Rick - posted on 06/23/2013
To Mili, I agree with Little Miss except making a big deal about "I love you." Me thinks its protesteth too much. "I love you" should be so obvious by now that it doesn't even need to be said, but it you want to say it, just say it. Making a HUGE deal of it, makes it a little suspect from a kid's point of view. As so many people have said, "I hate you" is just a 3yearold's attempt to say "I am at all happy about the position you are taking on this." Understanding it in any other way is not understanding children and opening yourself up for more of it.
~â¥Little Miss - posted on 06/23/2013
Just tell her how much you love her. They don't understand the power of words right now, just the power of the reaction to the word. The more you address it, the more she will use it. Instead, make a HUGE deal over "I love you".
Mili - posted on 06/23/2013
My girls are older now. The oldest is 13. I do recall hearing that comment when one of them was a toddler. Yes, your feelings are hurt, but do not let it bother you too much. Easy said than done, I know. Children are manipulative.
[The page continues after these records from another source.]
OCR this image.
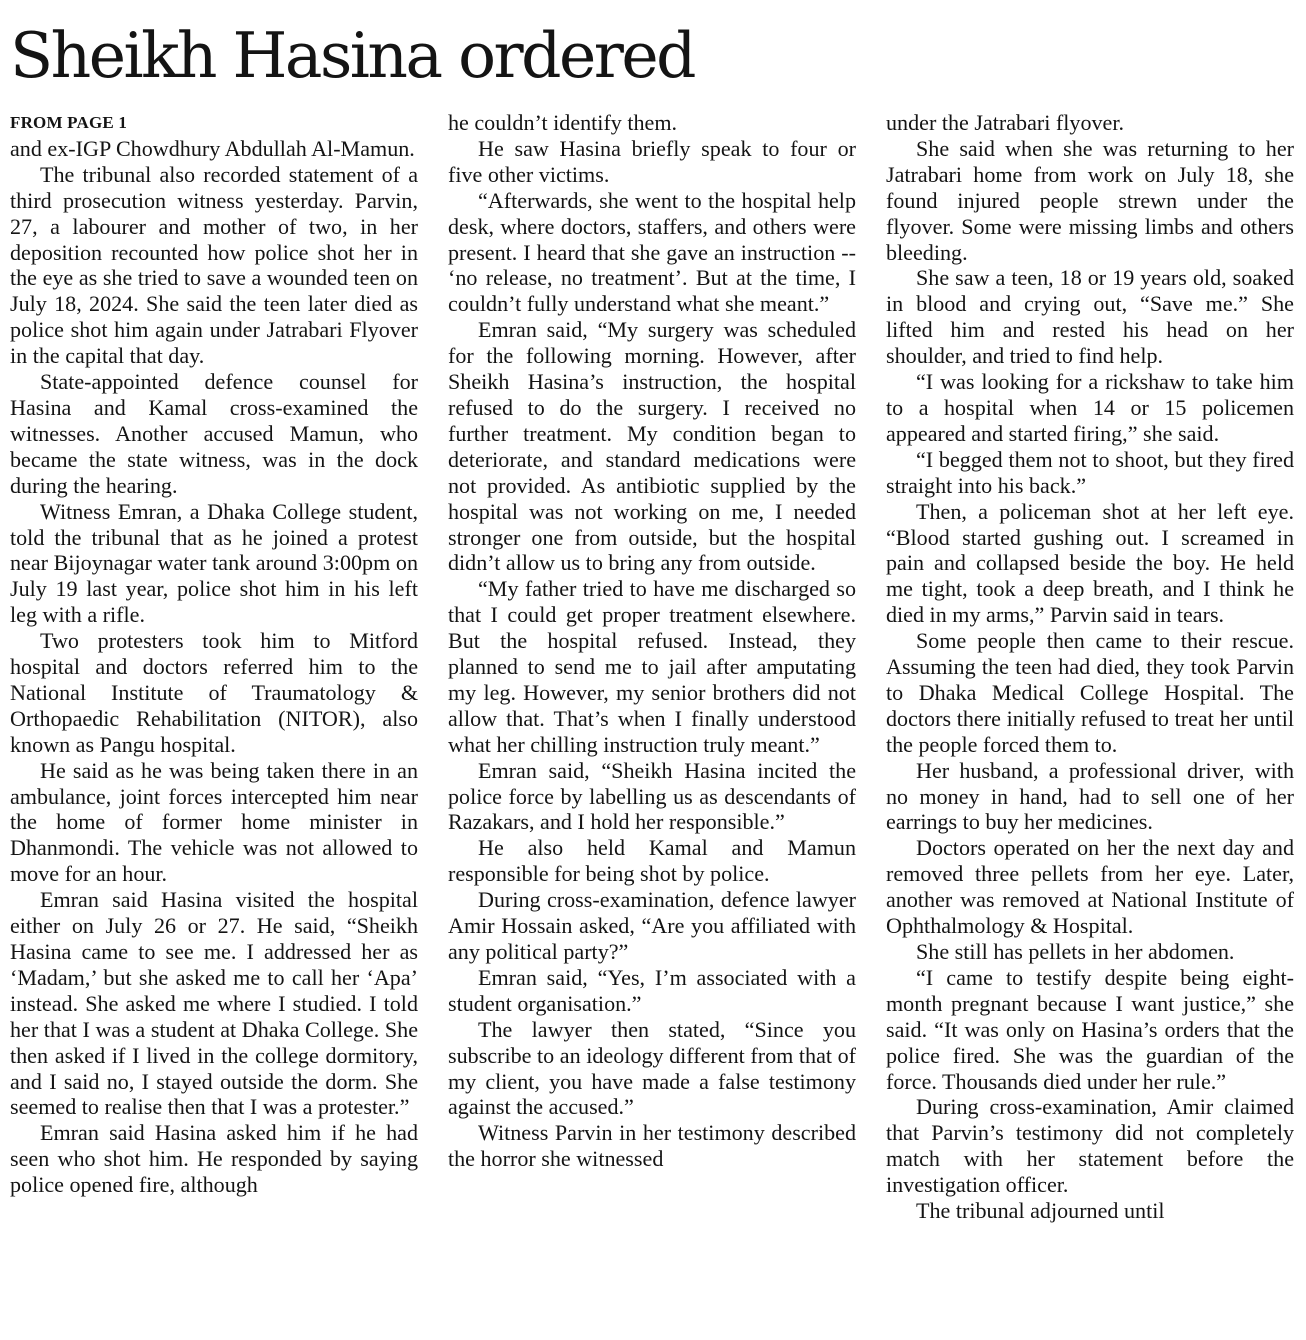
Sheikh Hasina ordered
FROM PAGE 1

and ex-IGP Chowdhury Abdullah Al-Mamun.

The tribunal also recorded statement of a third prosecution witness yesterday. Parvin, 27, a labourer and mother of two, in her deposition recounted how police shot her in the eye as she tried to save a wounded teen on July 18, 2024. She said the teen later died as police shot him again under Jatrabari Flyover in the capital that day.

State-appointed defence counsel for Hasina and Kamal cross-examined the witnesses. Another accused Mamun, who became the state witness, was in the dock during the hearing.

Witness Emran, a Dhaka College student, told the tribunal that as he joined a protest near Bijoynagar water tank around 3:00pm on July 19 last year, police shot him in his left leg with a rifle.

Two protesters took him to Mitford hospital and doctors referred him to the National Institute of Traumatology & Orthopaedic Rehabilitation (NITOR), also known as Pangu hospital.

He said as he was being taken there in an ambulance, joint forces intercepted him near the home of former home minister in Dhanmondi. The vehicle was not allowed to move for an hour.

Emran said Hasina visited the hospital either on July 26 or 27. He said, “Sheikh Hasina came to see me. I addressed her as ‘Madam,’ but she asked me to call her ‘Apa’ instead. She asked me where I studied. I told her that I was a student at Dhaka College. She then asked if I lived in the college dormitory, and I said no, I stayed outside the dorm. She seemed to realise then that I was a protester.”

Emran said Hasina asked him if he had seen who shot him. He responded by saying police opened fire, although

he couldn’t identify them.

He saw Hasina briefly speak to four or five other victims.

“Afterwards, she went to the hospital help desk, where doctors, staffers, and others were present. I heard that she gave an instruction -- ‘no release, no treatment’. But at the time, I couldn’t fully understand what she meant.”

Emran said, “My surgery was scheduled for the following morning. However, after Sheikh Hasina’s instruction, the hospital refused to do the surgery. I received no further treatment. My condition began to deteriorate, and standard medications were not provided. As antibiotic supplied by the hospital was not working on me, I needed stronger one from outside, but the hospital didn’t allow us to bring any from outside.

“My father tried to have me discharged so that I could get proper treatment elsewhere. But the hospital refused. Instead, they planned to send me to jail after amputating my leg. However, my senior brothers did not allow that. That’s when I finally understood what her chilling instruction truly meant.”

Emran said, “Sheikh Hasina incited the police force by labelling us as descendants of Razakars, and I hold her responsible.”

He also held Kamal and Mamun responsible for being shot by police.

During cross-examination, defence lawyer Amir Hossain asked, “Are you affiliated with any political party?”

Emran said, “Yes, I’m associated with a student organisation.”

The lawyer then stated, “Since you subscribe to an ideology different from that of my client, you have made a false testimony against the accused.”

Witness Parvin in her testimony described the horror she witnessed

under the Jatrabari flyover.

She said when she was returning to her Jatrabari home from work on July 18, she found injured people strewn under the flyover. Some were missing limbs and others bleeding.

She saw a teen, 18 or 19 years old, soaked in blood and crying out, “Save me.” She lifted him and rested his head on her shoulder, and tried to find help.

“I was looking for a rickshaw to take him to a hospital when 14 or 15 policemen appeared and started firing,” she said.

“I begged them not to shoot, but they fired straight into his back.”

Then, a policeman shot at her left eye. “Blood started gushing out. I screamed in pain and collapsed beside the boy. He held me tight, took a deep breath, and I think he died in my arms,” Parvin said in tears.

Some people then came to their rescue. Assuming the teen had died, they took Parvin to Dhaka Medical College Hospital. The doctors there initially refused to treat her until the people forced them to.

Her husband, a professional driver, with no money in hand, had to sell one of her earrings to buy her medicines.

Doctors operated on her the next day and removed three pellets from her eye. Later, another was removed at National Institute of Ophthalmology & Hospital.

She still has pellets in her abdomen.

“I came to testify despite being eight-month pregnant because I want justice,” she said. “It was only on Hasina’s orders that the police fired. She was the guardian of the force. Thousands died under her rule.”

During cross-examination, Amir claimed that Parvin’s testimony did not completely match with her statement before the investigation officer.

The tribunal adjourned until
They will do and say a lot to get their way or your "attention. " Do your best to let it roll off your shoulder. The child is three. You either punished her or did something that was not to her liking. Let her know that what she said was not nice. You can then make her go to her room, take away a toy, tell her no tv or...do something other than spank her, so that she will think twice about saying it again.
Dawn - posted on 06/22/2013
Explain that hate is not a nice word, we don't use it, just like shut-up and stupid along w curse words. And that she doesn't hate u she dislikes that she cannot do what she wants. I made a mad/happy face for my daughters door and she changes it to display her mood, if she is mad she can change the face then we know and I let her have her time.
â« Shawnn âªâ«â« - posted on 06/21/2013
Calmly tell them you are sorry to hear that, and ask if they can tell you why. Tell them that you understand they may be hurt, frustrated, whatever, but that you still love them, and want to make sure that they grow up to be good people (since usually the "i hate you" phase happens when you are doing something they don't like, such as time out, or putting away playtime for dinner...something they don't want to do)
Don't let it get to you. Remember that they have limited words at 3
Jodi - posted on 06/20/2013
I respond very calmly with "I'm sorry to hear that, but I love you very much". Usually it is either just their way of venting frustration or it is to get a certain reaction from you (usually saying it to try and piss you off). I just don't allow it to get to me. I know it doesn't mean anything.